Friday, June 15, 2007

The threat to al-Jazeera


It would be a disaster for the Middle East if the US neutered the region's most independent TV station

George Galloway
Friday June 15, 2007
The Guardian

"Since its launch just over a decade ago, the al-Jazeera satellite TV station has transformed the politics of the Middle East. For the first time, people in the region had access to a genuinely free and independent source of news and comment that was neither under the control of dictatorial regimes nor western states or corporations. Under its slogan of "The opinion ... and the other opinion", al-Jazeera gave an Arab world hungry for information and debate the means to talk to itself and shape its future. It spawned imitators across the region and has launched an English language station that is beginning to challenge the western monopoly of international news as a "voice of the global south".....

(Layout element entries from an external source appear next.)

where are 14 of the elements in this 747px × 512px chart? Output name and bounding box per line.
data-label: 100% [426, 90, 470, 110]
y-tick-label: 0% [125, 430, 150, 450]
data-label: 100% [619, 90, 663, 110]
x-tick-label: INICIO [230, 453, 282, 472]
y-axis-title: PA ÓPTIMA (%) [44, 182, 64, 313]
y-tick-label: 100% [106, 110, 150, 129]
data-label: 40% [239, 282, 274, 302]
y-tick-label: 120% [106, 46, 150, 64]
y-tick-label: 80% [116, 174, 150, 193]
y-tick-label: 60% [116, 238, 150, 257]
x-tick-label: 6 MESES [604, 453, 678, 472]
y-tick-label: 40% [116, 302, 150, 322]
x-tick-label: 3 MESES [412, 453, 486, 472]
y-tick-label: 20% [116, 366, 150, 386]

But now that achievement is being put at risk. The evidence is clear that the US government is using its influence in Qatar to try to neuter the station's independence, bring it to heel and shift its coverage in a pro-western direction. If it succeeds, it would be a disaster for the Arab world and its chance to shape an independent and democratic future.....

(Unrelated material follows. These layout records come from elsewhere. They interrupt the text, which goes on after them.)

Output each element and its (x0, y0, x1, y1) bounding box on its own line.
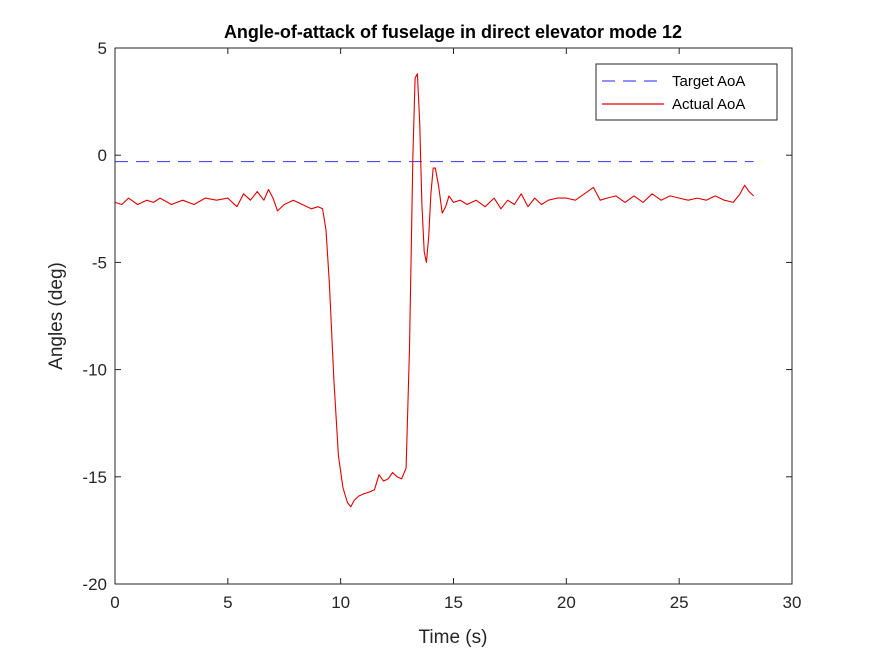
y-tick-label: -10 (82, 361, 107, 380)
legend-label-actual-aoa: Actual AoA (672, 96, 745, 113)
legend-label-target-aoa: Target AoA (672, 73, 745, 90)
x-tick-label: 20 (557, 593, 576, 612)
y-tick-label: -15 (82, 468, 107, 487)
x-tick-label: 25 (670, 593, 689, 612)
y-tick-label: 0 (98, 146, 107, 165)
y-axis-label: Angles (deg) (46, 262, 67, 370)
y-tick-label: -5 (92, 253, 107, 272)
x-tick-label: 15 (444, 593, 463, 612)
legend: Target AoA Actual AoA (595, 63, 778, 121)
legend-box (595, 63, 778, 121)
series-layer (114, 73, 754, 508)
x-tick-label: 10 (331, 593, 350, 612)
plot-area (115, 48, 792, 584)
x-tick-label: 0 (110, 593, 119, 612)
y-tick-label: 5 (98, 39, 107, 58)
chart-title: Angle-of-attack of fuselage in direct el… (224, 22, 682, 42)
series-line-actual-aoa (114, 73, 754, 508)
x-axis-label: Time (s) (419, 627, 488, 648)
x-tick-label: 30 (783, 593, 802, 612)
x-tick-label: 5 (223, 593, 232, 612)
y-tick-label: -20 (82, 575, 107, 594)
ticks-layer: 0 5 10 15 20 25 30 5 0 -5 -10 -15 -20 (82, 39, 801, 612)
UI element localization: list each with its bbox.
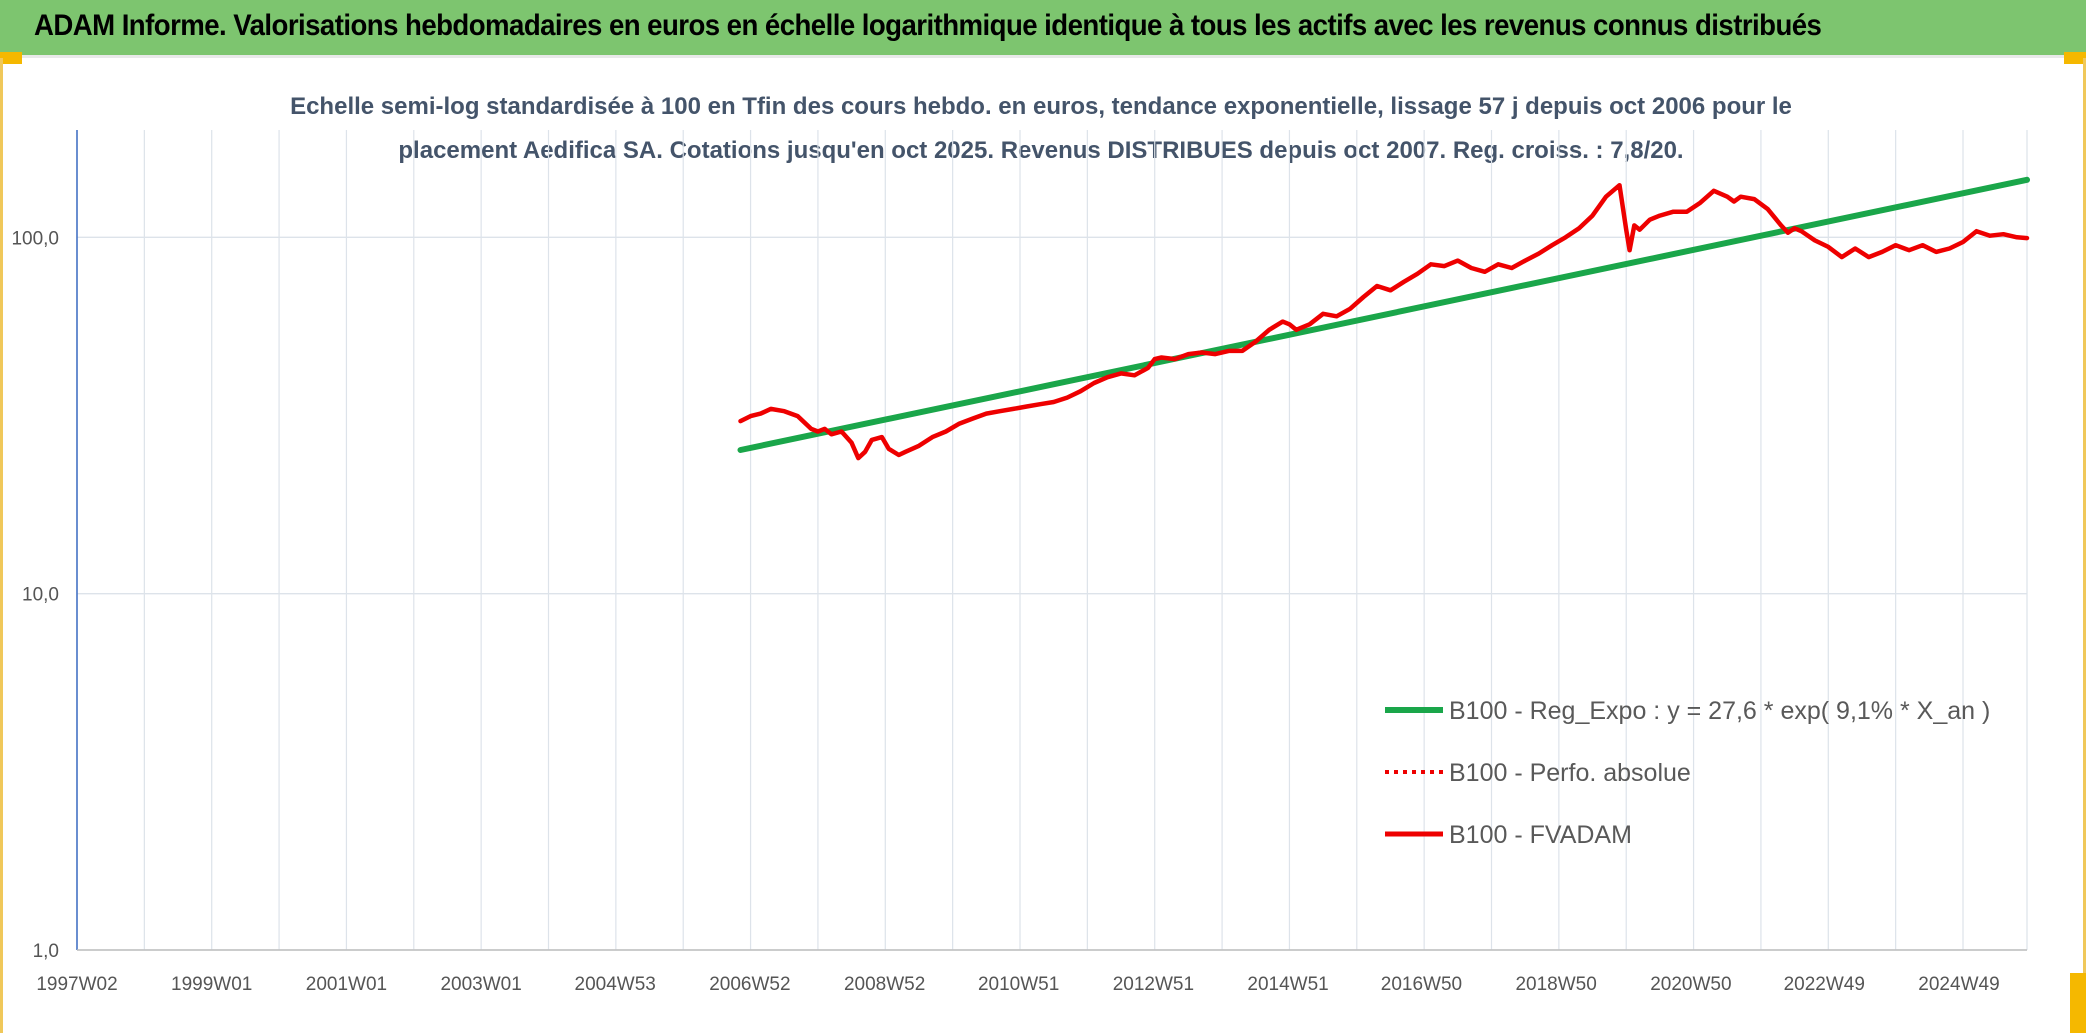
y-tick-label: 10,0: [22, 585, 59, 606]
series-line-0: [737, 176, 2030, 453]
chart-title: Echelle semi-log standardisée à 100 en T…: [290, 93, 1792, 164]
x-tick-label: 1997W02: [36, 974, 117, 995]
chart-legend: B100 - Reg_Expo : y = 27,6 * exp( 9,1% *…: [1385, 697, 1990, 849]
frame-bottom-marker: [2070, 973, 2086, 1033]
x-tick-label: 2014W51: [1247, 974, 1328, 995]
x-tick-label: 2006W52: [709, 974, 790, 995]
y-tick-label: 100,0: [11, 228, 59, 249]
x-tick-label: 2024W49: [1918, 974, 1999, 995]
series-line-2: [738, 182, 2030, 461]
x-tick-label: 2020W50: [1650, 974, 1731, 995]
x-tick-label: 2010W51: [978, 974, 1059, 995]
chart-axes: 1,0 10,0 100,0 1997W02 1999W01 2001W01 2003W01…: [11, 130, 2027, 995]
chart-series: [737, 176, 2030, 461]
x-tick-label: 2001W01: [306, 974, 387, 995]
legend-label: B100 - Reg_Expo : y = 27,6 * exp( 9,1% *…: [1449, 697, 1990, 725]
corner-marker-right: [2064, 52, 2086, 64]
x-tick-label: 1999W01: [171, 974, 252, 995]
x-tick-label: 2004W53: [575, 974, 656, 995]
header-bar: ADAM Informe. Valorisations hebdomadaire…: [0, 0, 2086, 58]
x-tick-label: 2008W52: [844, 974, 925, 995]
chart-grid: [77, 130, 2028, 951]
page-title: ADAM Informe. Valorisations hebdomadaire…: [34, 9, 1822, 42]
legend-label: B100 - FVADAM: [1449, 821, 1632, 849]
chart-title-line-2: placement Aedifica SA. Cotations jusqu'e…: [398, 137, 1683, 164]
x-tick-label: 2022W49: [1784, 974, 1865, 995]
x-tick-label: 2018W50: [1515, 974, 1596, 995]
corner-marker-left: [0, 52, 22, 64]
x-tick-label: 2003W01: [440, 974, 521, 995]
chart-title-line-1: Echelle semi-log standardisée à 100 en T…: [290, 93, 1792, 120]
frame-left-border: [0, 58, 3, 1033]
x-tick-label: 2016W50: [1381, 974, 1462, 995]
x-tick-label: 2012W51: [1113, 974, 1194, 995]
legend-label: B100 - Perfo. absolue: [1449, 759, 1691, 787]
y-tick-label: 1,0: [33, 941, 59, 962]
frame-right-border: [2083, 58, 2086, 1033]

Now the US, which maintains a large military base in Qatar, has adopted a more subtle approach to breaking the Arabs' voice of independence and diversity. And the signs are that some elements in the Qatari government have yielded to the relentless US pressure. As one source close to al-Jazeera has put it: "You don't need to bomb a TV station to change its direction." A recent reshuffle has brought outspokenly pro-US directors on to the board, including a former Qatari ambassador to Washington. Another has boasted publicly that the tone and content of al-Jazeera's coverage is going to be changed. But these moves have already backfired and caused huge controversy not only in Qatar but throughout the Middle East, and there is every chance that what is in effect an attempted coup at the station will be reversed. It would be a huge loss for independence and freedom in the Arab world if it succeeded."